Much like the human brain, most physical servers use only a small fraction of their computing power, and thats because conventional server technology matches just one operating system with one physical server. And then -- to make sure applications are compatible with the operating system -- conventional servers are also paired one-to-one with business-critical software applications. This practice leaves huge portions of server capacity unused.
Server virtualization technology allows multiple, independent operating systems to run virtually on a single server, making the most of each physical servers capacity. In effect, it creates multiple, independent computers on each server. For example, instead of running 10 servers at 20 percent capacity each -- and just one or a small handful of applications on each server -- virtualization enables many businesses to use only two or three servers, each at close to maximum capacity.

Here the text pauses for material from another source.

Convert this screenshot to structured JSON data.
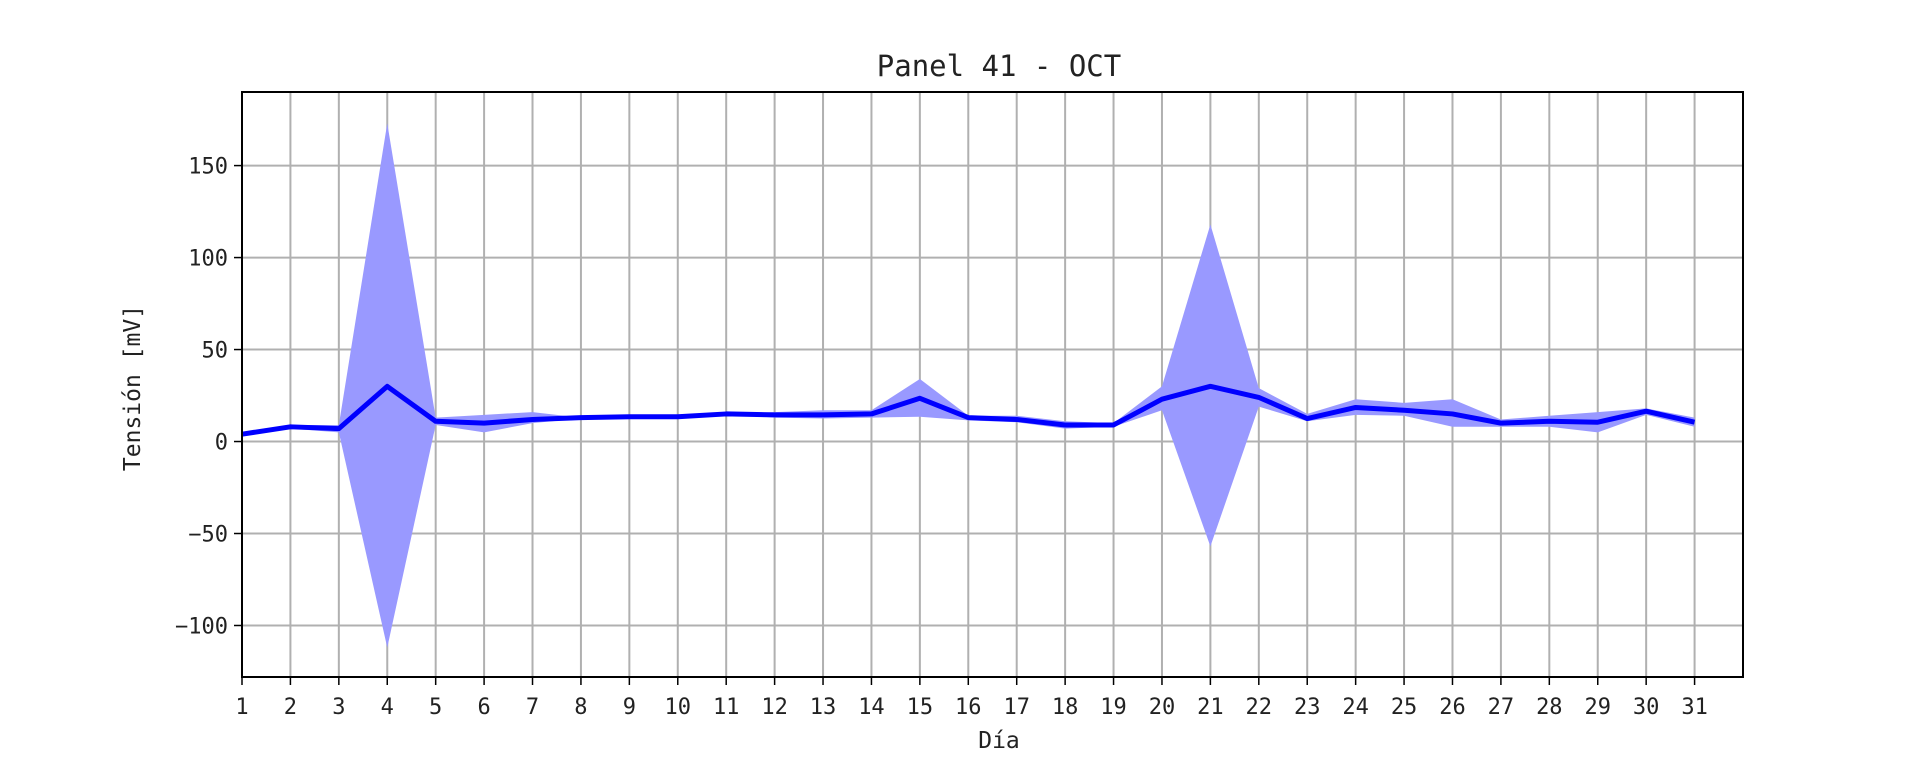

Eliminating physical machinery reduces power consumption both the power to run the servers and the power to cool the server room. It also simplifies maintenance while keeping the same amount of computing power. When implemented correctly, server virtualization also frees up financial and human resources for more strategic initiatives. Consolidating resources through virtualization can reduce server-related costs by an estimated 50 to 70 percent.
Server virtualization also allows businesses to repurpose their information technology (IT) infrastructure rapidly if necessary, providing greater up time, higher fault tolerance and improved operational continuity in the event of a disaster or failure. However, poor planning decisions can eat away at the very savings that server virtualization offers.
If you're considering the benefits that virtualized severs can bring to your small business, the following best practice tips will help you get the job done right.
1. Base your virtualization investment decisions on reality, not theory. Conduct a comprehensive assessment of your server environment to identify which pieces of hardware you can -- and should -- virtualize. Free tools from companies such as VMware or Microsoft can help identify exactly which servers are good candidates for virtualization, enabling you plan for your specific needs.